А было так: я занял естественную позицию на склоне холма, в удобной выемке меж базальтовыми валунами; с этого места открывается отличный вид на фруктовый сад, равнины, холмы, что напротив, на вход в ущелье. Я получил четкий приказ — открыть огонь по сирийским коммандос, которые все еще шастали в округе. Воздух был жарким, пропыленным, пропитанным слабым запахом жженых колючек и застарелого кала. В сильный бинокль я тщательно разглядываю — по установленному порядку — сначала холмы, затем вход в ущелье, затем фруктовый сад и вновь вход в ущелье, которое кажется мне самым опасным местом. Но кругом тихо и пустынно. Только зеленые мухи ожесточенно досаждают мне, так что я вынужден потрясти головой, сменить позу, повернуть голову назад, и тут у меня застывает кровь в жилах: прямо за моей спиной, на расстоянии четырех-пяти шагов, не более, спокойно стоит сирийский коммандо и улыбается с лукавой наивностью зловредного мальчишки, который словно хочет сказать мне: «Вот. Гляди. А я все-таки тебя перехитрил». «Врешь, голубчик, ты меня не перехитрил, — процедил я в ярости. — Твои поднятые руки сжаты в кулаки, и кто знает, что ты там скрываешь, что замыслил. Кроме того, я получил совершенно четкий приказ. Сожалею».

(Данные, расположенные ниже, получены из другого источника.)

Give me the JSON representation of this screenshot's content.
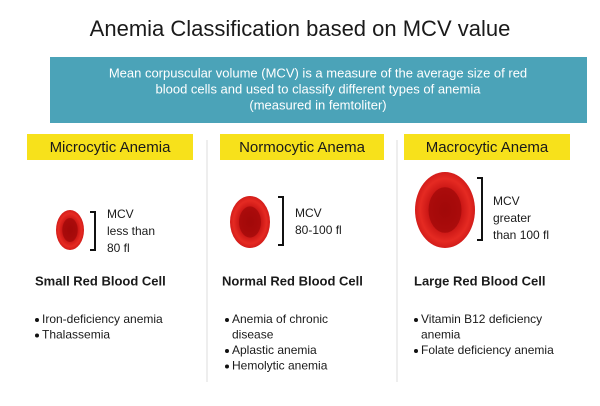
{
  "header": {
    "title": "Anemia Classification based on MCV value",
    "banner": [
      "Mean corpuscular volume (MCV) is a measure of the average size of red",
      "blood cells and used to classify different types of anemia",
      "(measured in femtoliter)"
    ]
  },
  "columns": [
    {
      "heading": "Microcytic Anemia",
      "mcv": [
        "MCV",
        "less than",
        "80 fl"
      ],
      "cell_label": "Small Red Blood Cell",
      "items": [
        {
          "lines": [
            "Iron-deficiency anemia"
          ]
        },
        {
          "lines": [
            "Thalassemia"
          ]
        }
      ]
    },
    {
      "heading": "Normocytic Anema",
      "mcv": [
        "MCV",
        "80-100 fl"
      ],
      "cell_label": "Normal Red Blood Cell",
      "items": [
        {
          "lines": [
            "Anemia of chronic",
            "disease"
          ]
        },
        {
          "lines": [
            "Aplastic anemia"
          ]
        },
        {
          "lines": [
            "Hemolytic anemia"
          ]
        }
      ]
    },
    {
      "heading": "Macrocytic Anema",
      "mcv": [
        "MCV",
        "greater",
        "than 100 fl"
      ],
      "cell_label": "Large Red Blood Cell",
      "items": [
        {
          "lines": [
            "Vitamin B12 deficiency",
            "anemia"
          ]
        },
        {
          "lines": [
            "Folate deficiency anemia"
          ]
        }
      ]
    }
  ]
}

А вслед за этим мне предстоит подойти к продырявленному телу, перевернуть его пинком, поискать какую-нибудь вещицу на память, возможно удостоверение или фотографию, чтобы мне поверили, когда я сообщу, что уничтожил тебя, а еще для того, чтобы не забыл я тебя спустя долгие годы. Но выясняется, что в этом нет нужды; я никогда не смогу тебя забыть: растрепанные волосы, высокий лоб, твердый подбородок, множество мелких морщин в уголках твоих глаз. Это Ионатан Лифшиц, который смотрит на меня из зеркала всякий раз, когда я бреюсь в ванной. Мне следует вернуться в свой окопчик и дальше наблюдать за входом в ущелье. Возможно, там до сих пор ползают остальные, которых я обязан прикончить. Я прикрою твою голову старым мешком, но твой правый ботинок с оторванной подметкой разевает на меня пасть с клыками-гвоздями, словно смеется надо мной…

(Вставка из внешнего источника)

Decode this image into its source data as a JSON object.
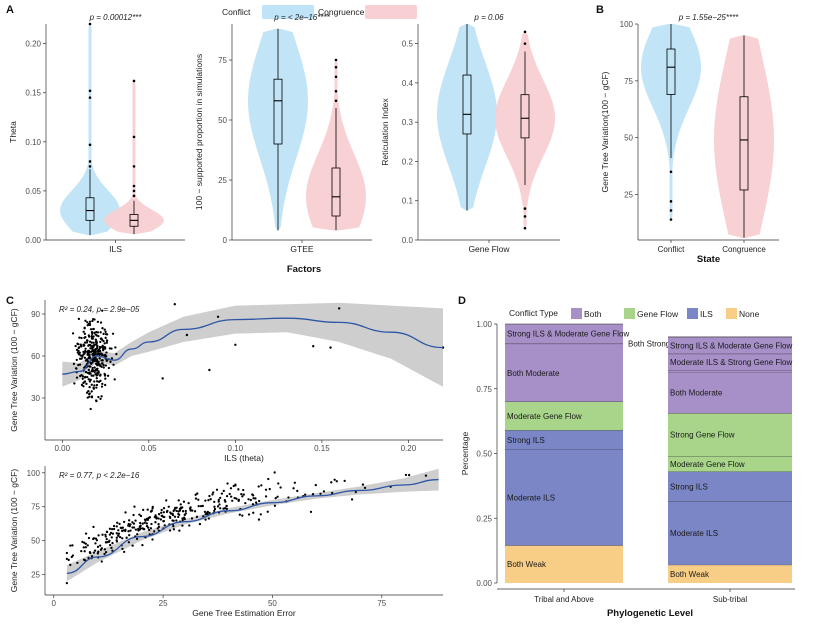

Я поднимаюсь, встаю с постели, испуганный, весь в холодном поту. Три часа ночи. Дождь на улице прекратился. Босиком, не зажигая света, чтобы не проснулась Римона, словно в тумане, я иду к окну. Всеми клеточками кожи всматриваюсь и вслушиваюсь в непроглядный мрак. Тени холмов в лунном свете. Значит, тучи рассеялись и наступает просветление. Тени кипарисов в саду. Лягушки. Цикады. Дует слабый ветер. Вдалеке стучит паровой насос. Белый, смертельно бледный отсвет фонарей на заборе. Всё как всегда. Ничего нового. Я все еще здесь. Не поднялся и не ушел. Нет ничего нового. Мой отец своим путем, по-видимому, пришел точно к тому же выводу. Я вернулся в постель и уснул как убитый. До самого утра. А утром светило солнце, и мы решили пойти на прогулку.


Еще около получаса они сидели там. Уди, а вслед за ним и Азария сбросили рубашки и майки, чтобы урвать немного солнца. Ионатан замкнулся в молчании. Когда над ними с севера на юг с ревом пронеслись три реактивных самолета, возник легкий спор: были это французские «супермистеры» или простые «мистеры»? Иони нарушил молчание и рассказал, что отец его однажды проголосовал в правительстве против каких бы то ни было связей с Францией, впрочем, возможно, он не голосовал «против», а только воздержался. Сегодня он признался, что ошибался, а прав был Бен-Гурион…

— Всегда, всю свою жизнь они правы. С утра до ночи они правы, наши старики. О чем бы ни зашла речь, у моего отца — даже если он вынужден признать, что ошибся, а прав был Бен-Гурион, — все равно как-то так выходит, что он, отец, прав, а ты ошибаешься, потому что молод еще. У них железная логика, обостренное чутье и все такое, а ты просто растерян, по их мнению, ты избалован, мысли твои ленивы либо плоски и банальны. Они всегда говорят с тобой — даже если тебе уже все тридцать, — как терпеливые взрослые говорят с детьми: только из педагогических соображений, чтобы не расстроить и не обидеть ребенка, они делают вид, что он, ребенок, им ровня. Если ты, к примеру, просто спрашиваешь у них, который час, они отвечают тебе подробно, приводя блестящие аргументы, излагая по пунктам: «а», «б», «в», «г», «д», напоминают, что у медали две стороны и что нельзя пренебрегать уроками прошлого. После чего, улыбнувшись, сохраняя на лице мину доброго наставника, обращаются к тебе: «А ты как думаешь?» И, прежде чем ты откроешь рот, сами отвечают на свой же вопрос, отвечают по пунктам и все такое прочее, обстоятельно объясняя, что твое мнение не имеет под собой почвы, поскольку поколение твое ничего выдающегося не совершило… Камня на камне не оставят они от тебя, не дав произнести ни единого слова. Объявят тебе шах и мат, хотя сами играли сразу и черными и белыми, парализовав все твои возможности, поскольку у тебя нет и не может быть никаких возможностей, а есть лишь эмоциональные и психологические проблемы. А под конец они заявят, что ты еще должен учиться, что ты еще не достиг зрелости…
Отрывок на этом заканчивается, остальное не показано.